In a 7-0 vote, the Seattle City Council approved turning over a property in Lake City to the Low Income Housing Institute (LIHI) as part of a project that’s been in the works for around six years, since Fire Station 39 moved to its brand-new digs next door. Since the city wasn’t using the old Station 39 property anymore, the city started accepting proposals for low-income housing at the site—eventually landing on a long-term, low-income housing facility operated by LIHI. Today, more than six years later, the City Council gave their OK to transfer the property.
According to the ordinance just passed by Council, the finished project will include at least 70 units of housing—current plans include some family-friendly three-bedroom units in addition to studios and one- and two-bedrooms—a preschool operated by the Refugee Women’s Alliance, and a play area. The most recent design proposal shows a first story with a lobby and the school, five stories of residential units, and a roof deck. 11 units will serve people at 30% and below average median income, and the rest will serve those around 50% and 60%.

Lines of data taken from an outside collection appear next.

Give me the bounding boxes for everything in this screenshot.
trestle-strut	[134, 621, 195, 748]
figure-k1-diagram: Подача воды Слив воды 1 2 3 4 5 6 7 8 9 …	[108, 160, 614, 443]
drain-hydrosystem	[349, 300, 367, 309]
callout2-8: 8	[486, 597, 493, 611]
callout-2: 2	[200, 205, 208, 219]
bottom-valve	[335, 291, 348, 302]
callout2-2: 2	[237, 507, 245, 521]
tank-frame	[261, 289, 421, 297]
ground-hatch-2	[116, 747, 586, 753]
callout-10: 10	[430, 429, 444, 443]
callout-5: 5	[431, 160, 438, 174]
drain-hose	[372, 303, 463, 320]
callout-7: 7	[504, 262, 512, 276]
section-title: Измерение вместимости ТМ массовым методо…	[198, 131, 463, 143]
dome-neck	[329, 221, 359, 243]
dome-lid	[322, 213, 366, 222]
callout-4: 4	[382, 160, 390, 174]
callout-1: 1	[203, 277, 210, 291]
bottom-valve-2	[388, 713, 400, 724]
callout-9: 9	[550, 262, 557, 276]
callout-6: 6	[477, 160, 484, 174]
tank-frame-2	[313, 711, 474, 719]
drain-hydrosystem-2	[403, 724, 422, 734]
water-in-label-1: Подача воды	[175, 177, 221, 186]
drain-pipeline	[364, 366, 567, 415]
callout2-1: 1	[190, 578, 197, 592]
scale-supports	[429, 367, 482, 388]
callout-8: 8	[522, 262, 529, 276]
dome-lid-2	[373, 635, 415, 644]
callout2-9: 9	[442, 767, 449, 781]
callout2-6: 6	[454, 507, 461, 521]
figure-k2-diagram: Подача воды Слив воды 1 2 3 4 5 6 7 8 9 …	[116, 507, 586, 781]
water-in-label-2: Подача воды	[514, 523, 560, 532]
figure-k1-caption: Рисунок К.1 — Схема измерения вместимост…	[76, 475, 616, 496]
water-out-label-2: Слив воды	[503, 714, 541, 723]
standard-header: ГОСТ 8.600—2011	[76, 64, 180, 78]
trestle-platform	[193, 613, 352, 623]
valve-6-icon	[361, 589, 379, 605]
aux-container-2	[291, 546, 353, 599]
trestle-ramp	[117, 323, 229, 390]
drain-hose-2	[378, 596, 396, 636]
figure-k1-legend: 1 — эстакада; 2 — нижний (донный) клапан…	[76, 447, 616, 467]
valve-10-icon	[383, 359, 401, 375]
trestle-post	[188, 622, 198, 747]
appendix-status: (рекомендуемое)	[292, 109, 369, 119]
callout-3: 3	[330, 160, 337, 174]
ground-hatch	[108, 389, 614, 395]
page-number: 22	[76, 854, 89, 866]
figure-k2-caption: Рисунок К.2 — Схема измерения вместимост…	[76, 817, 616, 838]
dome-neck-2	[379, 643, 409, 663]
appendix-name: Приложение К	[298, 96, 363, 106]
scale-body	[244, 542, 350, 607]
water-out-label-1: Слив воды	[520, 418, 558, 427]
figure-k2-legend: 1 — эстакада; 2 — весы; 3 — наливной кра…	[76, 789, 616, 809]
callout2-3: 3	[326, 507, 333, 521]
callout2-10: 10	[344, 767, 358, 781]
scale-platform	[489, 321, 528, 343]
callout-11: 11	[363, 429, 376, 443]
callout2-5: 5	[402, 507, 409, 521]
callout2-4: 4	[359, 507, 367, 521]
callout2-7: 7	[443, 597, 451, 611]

The project is scheduled to be ready for occupancy in September 2018.
As the Seattle Weekly’s Casey Jaywork points out, soon after the old Fire Station 39 closed, the site was home to the homeless encampment Nickelsville for about six months.
The Low Income Housing Institute currently operates Urban Rest Stops around the city and the Othello Tiny House village, plus several other low-income housing developments in the greater Seattle area.